I remember fondly my first solo approach to this bright orange-yellow block, for I was hungry and my mother was too busy to slice for me. There was foil wrapped on the end (as foil was a favorite cost effective protector of all foods in the house), and when I removed the foil what I saw made me question my hunger.
There was an odd discoloration at the end, not green moldy, but more so darker orange-yellow and hard looking. This butt of the cheese did not look even remotely soft like its other areas beyond the end.
I decided to poke the questionable end to attain some informed idea of its texture, for the crackled edge looked as if little lumber jack men had taken all of their tools and hacked at the cheese. Ragged mountain top peaks filled with nooks and crannies is what I thought of as my index finger ran across the hard end of cheese.
“What are you doing!” my mother asked me as she saw me fondle the end of the cheese. I instantly pulled my finger away from the cheese and figured I would make the cheese the focus of her energetic inquiry.
“This cheese looks funny? Why is the end all hard and stuff?” I calmly stated figuring the cheese would now feel my mother’s wrath, while leaving me with a slice of cheese produced by her.
“Gurl, just cut if off… there’s good stuff behind it!” she stated. But before drying her hands and walking away she added, “Just use the cheese slicer”. I guess my ploy did not work and I would have to tackle this on my own.
Our cheese slicer was nothing more than steel wire on a handle and attached to a decorated wood board. I had to use two hands to position the block on the board, but again I must add to my reader: I questioned the tenacity of this block. After poking at the hard end for so long prior to my mother’s attention, I doubted that the cheese slicer would be enough and I was correct in my estimation.

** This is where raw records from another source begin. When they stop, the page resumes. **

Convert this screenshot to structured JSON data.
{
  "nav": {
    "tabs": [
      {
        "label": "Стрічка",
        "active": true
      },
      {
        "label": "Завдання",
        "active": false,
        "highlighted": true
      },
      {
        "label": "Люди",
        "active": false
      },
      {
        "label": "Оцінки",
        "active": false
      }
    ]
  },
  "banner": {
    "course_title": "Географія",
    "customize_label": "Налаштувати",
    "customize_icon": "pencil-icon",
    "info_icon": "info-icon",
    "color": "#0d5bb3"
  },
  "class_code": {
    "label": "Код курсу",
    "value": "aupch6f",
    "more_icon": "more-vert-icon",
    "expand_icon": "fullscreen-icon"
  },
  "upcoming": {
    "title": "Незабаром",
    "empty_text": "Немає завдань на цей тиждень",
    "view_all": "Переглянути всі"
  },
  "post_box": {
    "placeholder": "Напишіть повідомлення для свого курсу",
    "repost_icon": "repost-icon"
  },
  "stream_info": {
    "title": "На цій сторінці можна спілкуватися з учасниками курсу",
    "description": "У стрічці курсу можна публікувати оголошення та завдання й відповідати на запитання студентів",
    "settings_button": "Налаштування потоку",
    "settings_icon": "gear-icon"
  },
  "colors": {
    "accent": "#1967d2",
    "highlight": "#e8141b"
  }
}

I positioned the wire about an inch from the end because the hard stuff looked like it ran deep. As I began to slice with one hand holding the block and the other slicing down with the slicer, my arm began to shake in struggle.
The cheese was winning. Determined to remove, what I had then named, the “protective barrier” I placed both hands on the handle of the slicer. I stood on my toes to give myself leverage and put my whole body into slicing down. Beads of sweat began to appear on my forehead in what felt like a losing battle because I was hungry dammit’ and just wanted a grill cheese sandwich, which was starting to look like a cheese sandwich after all the time it was taking. Seeming like forever, the slicer made its way through the cheese.
When the end fell, it sounded as if a tree fell in our kitchen. I stretched my arms out and raised them to the sky, as if I had labored all day to chop down a tree. Once I looked down at the fruits of my labor, I saw a problem. The damn cheese slicer was bent from all the pressure.